Data are expressed as the

mean ± standard error of the mean. For statistical comparison, results were analyzed using analysis of variance and Student’s Selleckchem SP600125 t test. A p value < 0.05 was considered statistically significant. All statistical tests were carried out using the computer program STATISTICA version 4.5 (StatSoft Inc., Tulsa, OK, USA). To understand the mode of action of the antiproliferative and proapoptotic activities of G-Rp1, we first examined whether G-Rp1 was able to block the proliferation of LoVo colorectal cancer cells. As shown in Fig. 2A, G-Rp1 dose-dependently suppressed up to 70% of the proliferation of LoVo cells at 60μM. Although the antiproliferative activity of G-Rp1 in colorectal cancer cells is weaker than in human breast cancer cells [9], the inhibition of LoVo cell proliferation by G-Rp1 indicates

that this compound may have common antiproliferative activity regardless of the cell type. Indeed, PI staining strongly implied that the G-Rp1-induced antiproliferative activity was due to the induction of proapoptotic activity by this compound. Thus, G-Rp1 treatment dose- and time-dependently enhanced DNA fragmentation as assessed by PI staining (Fig. 2B), similar to that observed in previous studies [9] and [20]. Unlike previous approaches that have examined apoptosis-inducing mechanisms of G-Rp1 [20], this study used proteomic analysis to determine the mode of action of G-Rp1. As Fig. 3A depicts, many proteins bands could be detected in LoVo cells using 2-DE. After preparing whole cell lysates Selleckchem RG-7204 with G-Rp1-treated LoVo cells, the blotting patterns between these samples were compared.

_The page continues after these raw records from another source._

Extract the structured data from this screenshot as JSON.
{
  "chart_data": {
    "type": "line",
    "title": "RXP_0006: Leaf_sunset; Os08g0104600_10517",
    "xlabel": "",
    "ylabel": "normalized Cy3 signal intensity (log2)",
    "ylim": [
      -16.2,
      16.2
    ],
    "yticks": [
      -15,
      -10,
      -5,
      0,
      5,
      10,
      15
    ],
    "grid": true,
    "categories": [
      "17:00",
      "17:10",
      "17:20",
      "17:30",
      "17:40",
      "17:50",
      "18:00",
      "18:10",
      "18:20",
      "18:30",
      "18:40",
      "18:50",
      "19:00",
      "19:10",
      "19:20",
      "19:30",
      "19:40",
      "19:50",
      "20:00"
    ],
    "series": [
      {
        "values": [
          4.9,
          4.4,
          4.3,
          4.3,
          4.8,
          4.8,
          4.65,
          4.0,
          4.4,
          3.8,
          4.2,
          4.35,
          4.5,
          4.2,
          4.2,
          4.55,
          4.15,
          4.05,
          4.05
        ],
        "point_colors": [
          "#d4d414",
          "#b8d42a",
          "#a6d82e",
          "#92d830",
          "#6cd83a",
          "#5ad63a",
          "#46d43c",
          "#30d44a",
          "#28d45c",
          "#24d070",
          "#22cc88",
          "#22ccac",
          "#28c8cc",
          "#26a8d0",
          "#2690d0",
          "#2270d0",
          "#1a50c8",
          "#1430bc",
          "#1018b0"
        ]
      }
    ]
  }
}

As shown in Fig. 3A, most band patterns Carnitine dehydrogenase appeared similar, although several bands (indicated with white arrows in Fig. 3A) were strikingly increased in G-Rp1-treated cells. To determine which bands showed higher expression patterns, we further analyzed the biochemical properties of these bands using proteomic analysis. As Fig. 3B indicates, the bands were revealed to be Apo-A1; a major component of high-density lipoprotein that regulates reverse cholesterol transport by modulating the levels of cholesterol and phospholipids in cells [21], and helps control inflammatory responses and oxidative stress [22]. The induction level of Apo-A1 in G-Rp1-treated LoVo cells was also confirmed by immunoblotting analysis of other cancer cells such as SNU-407, DLD-1, SNU-638, AGS, KPL-4, and SK-BR-3. Thus, Fig. 4 clearly indicates that the protein level of Apo-A1 was strikingly enhanced with G-Rp1 treatment, suggesting its involvement in the mechanism of action of G-Rp1. To evaluate further the regulatory mechanism of G-Rp1-mediated apoptosis, small-interfering (si)RNA for Apo-A1 was introduced into the G-Rp1-treated LoVo cells. As shown in Fig.